Oh how the time flies when you're on holiday. We've been in York for a week now, and have an apartment within a pigeon's flutter of the famous York Minster and the city centre, The Shambles, overhung by teetering medieval houses.
My, we're in a great little spot. Having stayedin a fair few self-catering apartments and hotels over the years, the And Another Thing team is convinced that your holiday nest should be close to where the main attractions are. You'll pay a little more but you save hugely on transport costs and down time getting to them.
Better that than renting a converted barn in the country - of which there are hundreds - and having to jump in the car every time you want to go somewhere. However, a remote quiet country setting with its associated smells does have a certain appeal for many holidaymakers.
Mention Yorkshire and you think of dales and moors, headlands, cliffs, city walls, steel mills, coal mines and woollen mills - and of course veterinarian/writer James Herriot. It's all here, including the churches and monasteries begging to be explored. We have a love of ye olde stuffe - in particular ageing stone buildings.
We never tire of trekking up worn steps and pulling open a creaking 500-year-old church oak door and exploring the darkly lit interior. We've recently checked out the famous fishing ports of Staithes, Whitby and Robin Hood's Bay about an hour's drive from York.
They say that if you want the world's best fish and chips, Whitby is the place to get them and, for the prettiest little alleyways and lived-in cottages, Robin Hood's Bay is the place for those.
There are two frustrating things about Britain for of which the locals cannot offer a decent explanation. Why do they still use those 1950s stainless steel teapots in their tearooms - the ones where the shape of the spout causes the tea to pour everywhere except in your cup. And why do they still have 1, 2 and 5p copper coins that are next to worthless. France is the same.
Kiwis saw sense years ago and ditched the pesky little things. "Save the pennies and the pounds look after themselves" I've been told. That's the most ridiculous piece of reverse logic I've ever heard.
Holidays are wonderful, but not always beer and skittles - the most simple tasks can often be so difficult, like returning our little Peugeot to the depot in France on the periphery of the airport. We were assured that the depot address was programmed into the GPS and that as long as we followed the little blue arrow on the screen, we'd get there. Well we didn't. Instead we were directed right to the heart of Charles de Gaulle terminal 1 at the airport.

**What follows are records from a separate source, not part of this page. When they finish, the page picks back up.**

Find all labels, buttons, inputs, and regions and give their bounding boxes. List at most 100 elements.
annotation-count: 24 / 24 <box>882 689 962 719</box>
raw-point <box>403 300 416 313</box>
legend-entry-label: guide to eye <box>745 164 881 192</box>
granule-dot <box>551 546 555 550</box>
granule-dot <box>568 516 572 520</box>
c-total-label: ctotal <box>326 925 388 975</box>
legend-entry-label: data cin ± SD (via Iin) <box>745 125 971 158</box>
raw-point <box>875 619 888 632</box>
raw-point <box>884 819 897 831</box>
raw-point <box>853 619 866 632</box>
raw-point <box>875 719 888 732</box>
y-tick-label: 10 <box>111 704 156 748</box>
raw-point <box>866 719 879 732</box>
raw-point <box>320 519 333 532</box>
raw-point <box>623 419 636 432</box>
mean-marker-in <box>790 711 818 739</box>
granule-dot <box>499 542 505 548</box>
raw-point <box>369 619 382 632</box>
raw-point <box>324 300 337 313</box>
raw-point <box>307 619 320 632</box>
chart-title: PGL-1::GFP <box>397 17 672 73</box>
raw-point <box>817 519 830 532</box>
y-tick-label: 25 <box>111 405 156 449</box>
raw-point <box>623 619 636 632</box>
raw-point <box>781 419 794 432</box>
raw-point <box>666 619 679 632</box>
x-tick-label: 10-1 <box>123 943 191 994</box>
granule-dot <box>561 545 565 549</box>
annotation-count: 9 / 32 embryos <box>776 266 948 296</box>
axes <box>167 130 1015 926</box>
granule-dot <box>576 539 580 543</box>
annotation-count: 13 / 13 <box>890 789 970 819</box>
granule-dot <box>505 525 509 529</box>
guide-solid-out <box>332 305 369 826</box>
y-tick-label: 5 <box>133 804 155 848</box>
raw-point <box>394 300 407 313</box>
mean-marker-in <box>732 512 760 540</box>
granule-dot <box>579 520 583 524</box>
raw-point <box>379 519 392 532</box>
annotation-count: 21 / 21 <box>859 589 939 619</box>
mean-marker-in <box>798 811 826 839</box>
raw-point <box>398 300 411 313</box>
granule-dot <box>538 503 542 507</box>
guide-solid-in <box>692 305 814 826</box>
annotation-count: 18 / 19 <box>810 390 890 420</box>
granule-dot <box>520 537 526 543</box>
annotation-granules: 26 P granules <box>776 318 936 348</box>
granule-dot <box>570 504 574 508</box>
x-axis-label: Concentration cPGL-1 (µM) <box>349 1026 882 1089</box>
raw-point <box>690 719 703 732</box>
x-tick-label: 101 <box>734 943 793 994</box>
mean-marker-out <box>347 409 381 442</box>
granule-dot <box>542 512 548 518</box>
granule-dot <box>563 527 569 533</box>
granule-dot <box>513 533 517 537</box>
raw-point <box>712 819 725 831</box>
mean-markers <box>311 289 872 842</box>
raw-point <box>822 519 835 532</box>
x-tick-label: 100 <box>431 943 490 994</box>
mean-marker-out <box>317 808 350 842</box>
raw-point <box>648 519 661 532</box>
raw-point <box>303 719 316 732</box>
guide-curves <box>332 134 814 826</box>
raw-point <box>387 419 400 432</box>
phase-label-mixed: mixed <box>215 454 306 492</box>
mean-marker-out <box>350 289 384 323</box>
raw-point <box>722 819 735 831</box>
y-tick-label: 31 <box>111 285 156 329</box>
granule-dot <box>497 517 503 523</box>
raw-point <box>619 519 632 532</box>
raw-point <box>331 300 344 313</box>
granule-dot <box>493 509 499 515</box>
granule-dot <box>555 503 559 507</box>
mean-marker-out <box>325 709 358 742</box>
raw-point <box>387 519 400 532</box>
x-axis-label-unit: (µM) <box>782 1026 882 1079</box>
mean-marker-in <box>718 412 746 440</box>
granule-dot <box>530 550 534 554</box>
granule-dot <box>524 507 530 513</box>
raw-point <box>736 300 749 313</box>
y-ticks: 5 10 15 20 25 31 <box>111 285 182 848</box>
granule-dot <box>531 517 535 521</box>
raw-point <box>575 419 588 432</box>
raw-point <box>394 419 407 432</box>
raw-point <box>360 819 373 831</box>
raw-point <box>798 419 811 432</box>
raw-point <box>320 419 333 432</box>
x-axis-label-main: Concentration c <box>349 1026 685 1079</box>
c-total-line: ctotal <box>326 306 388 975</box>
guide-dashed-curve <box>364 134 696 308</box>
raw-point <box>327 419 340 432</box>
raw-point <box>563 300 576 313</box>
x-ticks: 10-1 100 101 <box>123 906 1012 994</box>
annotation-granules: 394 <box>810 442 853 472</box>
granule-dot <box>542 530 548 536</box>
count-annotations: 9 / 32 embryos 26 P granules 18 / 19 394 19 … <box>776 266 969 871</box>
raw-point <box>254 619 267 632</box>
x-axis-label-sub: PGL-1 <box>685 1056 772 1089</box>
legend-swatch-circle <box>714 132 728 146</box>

Nothing that a hugely expensive phone call to the depot couldn't fix, and with the new co-ordinates now entered into the GPS, it was "simply" a problem of getting out of the airport. But with the barrier firmly down in front of our car and the machine showing no coin slot whatsoever, we were trapped. Fortunately an attendant skipped promptly over to us and let us through.
"It's a crazy system" he said, "and France is a crazy place".
He's certainly not wrong there, but that being said - give us another two years and we'll be back.